Another thing that Dr. Jolicoeur had on his mind was the infrastructure that he would need to conduct his work. He knew that if he and his team were to succeed in developing a new strain of HIV-susceptible mice, they would have to conduct their research in a Level P3 animal confinement unit a negative pressure biological containment unit from which nothing can escape unless it's filtered and decontaminated. As a result, they will upgrade their laboratory. The Level P3 laboratory —at CRIM will double in size to house new equipment that includes centrifuges, freezers, incubators, vent hoods, and an autoclave to sterilize the cages used by HIV-infected mice. In due course, the research team hopes to be able to supply the new strain of mice to all specialized researchers on the planet.
"The day our project succeeds, there will be a lot of demand for our new strain of mice—since everyone who is attempting to develop or test new vaccines and therapies will want to do so using these mice," says Dr. Jolicoeur. "This could give us several new weapons to track down and defeat HIV."
Clinical Research Institute of Montreal (CRIM)
The Clinical Research Institute of Montreal is a world-famous biomolecular and biomedical research centre. It focuses its activities on studying disease causes, developing new diagnostic tools and methods, and finding new approaches for prevention and therapy. A not-for-profit organization affiliated with the University of Montreal, the institute has close to 450 staff members working in 27 specialized research units—in areas such as medical chemistry, molecular biology, functional genomics, clinical research, biomedical engineering, and bioethics.

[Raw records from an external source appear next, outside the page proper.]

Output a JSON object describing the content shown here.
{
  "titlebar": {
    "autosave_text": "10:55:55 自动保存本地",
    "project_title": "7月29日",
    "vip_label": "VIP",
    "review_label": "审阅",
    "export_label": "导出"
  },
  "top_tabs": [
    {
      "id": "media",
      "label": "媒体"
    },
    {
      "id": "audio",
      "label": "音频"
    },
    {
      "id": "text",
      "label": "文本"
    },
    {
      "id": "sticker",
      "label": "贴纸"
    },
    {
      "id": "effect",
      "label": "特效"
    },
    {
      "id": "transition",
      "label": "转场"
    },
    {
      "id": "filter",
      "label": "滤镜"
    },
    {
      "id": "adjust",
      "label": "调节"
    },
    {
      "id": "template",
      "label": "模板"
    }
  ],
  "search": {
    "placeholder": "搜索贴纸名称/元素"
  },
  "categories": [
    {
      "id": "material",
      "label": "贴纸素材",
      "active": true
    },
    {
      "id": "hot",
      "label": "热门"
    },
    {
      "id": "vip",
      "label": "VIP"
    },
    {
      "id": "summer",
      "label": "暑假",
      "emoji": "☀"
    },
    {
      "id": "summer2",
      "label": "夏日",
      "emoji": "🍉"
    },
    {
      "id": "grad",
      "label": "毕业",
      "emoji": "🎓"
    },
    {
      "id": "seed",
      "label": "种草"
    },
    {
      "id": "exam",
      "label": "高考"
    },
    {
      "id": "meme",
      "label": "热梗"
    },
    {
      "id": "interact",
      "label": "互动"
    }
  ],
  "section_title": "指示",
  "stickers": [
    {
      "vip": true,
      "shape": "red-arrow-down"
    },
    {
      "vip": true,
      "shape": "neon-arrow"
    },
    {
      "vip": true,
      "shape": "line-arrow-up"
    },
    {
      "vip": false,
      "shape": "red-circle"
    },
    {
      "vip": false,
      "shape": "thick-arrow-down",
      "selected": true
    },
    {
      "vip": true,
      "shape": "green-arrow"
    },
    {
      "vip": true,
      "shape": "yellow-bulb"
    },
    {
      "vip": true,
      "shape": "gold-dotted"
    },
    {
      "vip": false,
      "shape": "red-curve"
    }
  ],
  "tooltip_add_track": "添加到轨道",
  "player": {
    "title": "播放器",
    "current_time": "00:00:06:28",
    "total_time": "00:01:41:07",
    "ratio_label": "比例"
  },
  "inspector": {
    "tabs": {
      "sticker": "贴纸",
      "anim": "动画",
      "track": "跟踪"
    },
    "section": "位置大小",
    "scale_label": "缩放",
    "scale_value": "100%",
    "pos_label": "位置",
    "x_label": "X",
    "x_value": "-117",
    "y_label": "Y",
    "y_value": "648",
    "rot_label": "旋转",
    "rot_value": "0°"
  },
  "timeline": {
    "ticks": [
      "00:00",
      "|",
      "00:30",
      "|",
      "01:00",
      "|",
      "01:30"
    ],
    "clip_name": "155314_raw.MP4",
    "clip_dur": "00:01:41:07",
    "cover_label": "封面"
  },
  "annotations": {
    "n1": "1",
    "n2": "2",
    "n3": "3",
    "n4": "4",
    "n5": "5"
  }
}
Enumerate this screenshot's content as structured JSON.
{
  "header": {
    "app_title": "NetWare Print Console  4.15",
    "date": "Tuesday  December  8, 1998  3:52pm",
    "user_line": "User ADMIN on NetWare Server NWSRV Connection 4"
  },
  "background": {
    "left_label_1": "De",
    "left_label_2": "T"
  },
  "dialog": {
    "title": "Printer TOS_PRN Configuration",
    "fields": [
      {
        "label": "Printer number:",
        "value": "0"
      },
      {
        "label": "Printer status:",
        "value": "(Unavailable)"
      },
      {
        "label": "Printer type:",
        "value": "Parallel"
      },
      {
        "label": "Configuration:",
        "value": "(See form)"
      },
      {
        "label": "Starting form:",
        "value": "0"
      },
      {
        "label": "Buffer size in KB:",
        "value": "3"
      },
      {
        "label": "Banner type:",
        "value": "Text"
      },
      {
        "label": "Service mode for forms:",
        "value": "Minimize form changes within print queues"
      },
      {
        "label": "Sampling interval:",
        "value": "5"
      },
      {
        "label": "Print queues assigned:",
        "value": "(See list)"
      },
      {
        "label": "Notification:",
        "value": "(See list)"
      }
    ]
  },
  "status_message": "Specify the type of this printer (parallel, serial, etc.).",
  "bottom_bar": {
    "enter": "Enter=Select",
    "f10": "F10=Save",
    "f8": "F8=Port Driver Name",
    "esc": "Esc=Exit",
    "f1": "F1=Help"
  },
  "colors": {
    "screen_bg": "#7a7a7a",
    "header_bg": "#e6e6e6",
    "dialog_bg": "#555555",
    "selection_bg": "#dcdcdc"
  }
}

Canadian Network for Vaccines and Immunotherapeutics of Cancer and Chronic Viral Diseases (CANVAC)
CANVAC is the only Canadian network that brings together partners from the private, public, and institutional sectors—all active in the research and development of prophylactic vaccines and immunotherapies to deal with HIV, cancer, and Type C hepatitis.
CANVAC is a Network of Centres of Excellence.
Networks of Centres of Excellence (NCE)
The NCE Program contributes to the development of effective partnerships between the private sector, the public sector, and universities. The goal of the NCEs financed under this program is to improve the quality of life of Canadians.
Industry Canada and the three federal granting agencies—the Canadian Institutes of Health Research (CIHR), the Natural Sciences and Engineering Research Council (NSERC), and the Social Sciences and Humanities Research Council (SSHRC)—all share in the task of financing and administering the NCE Program.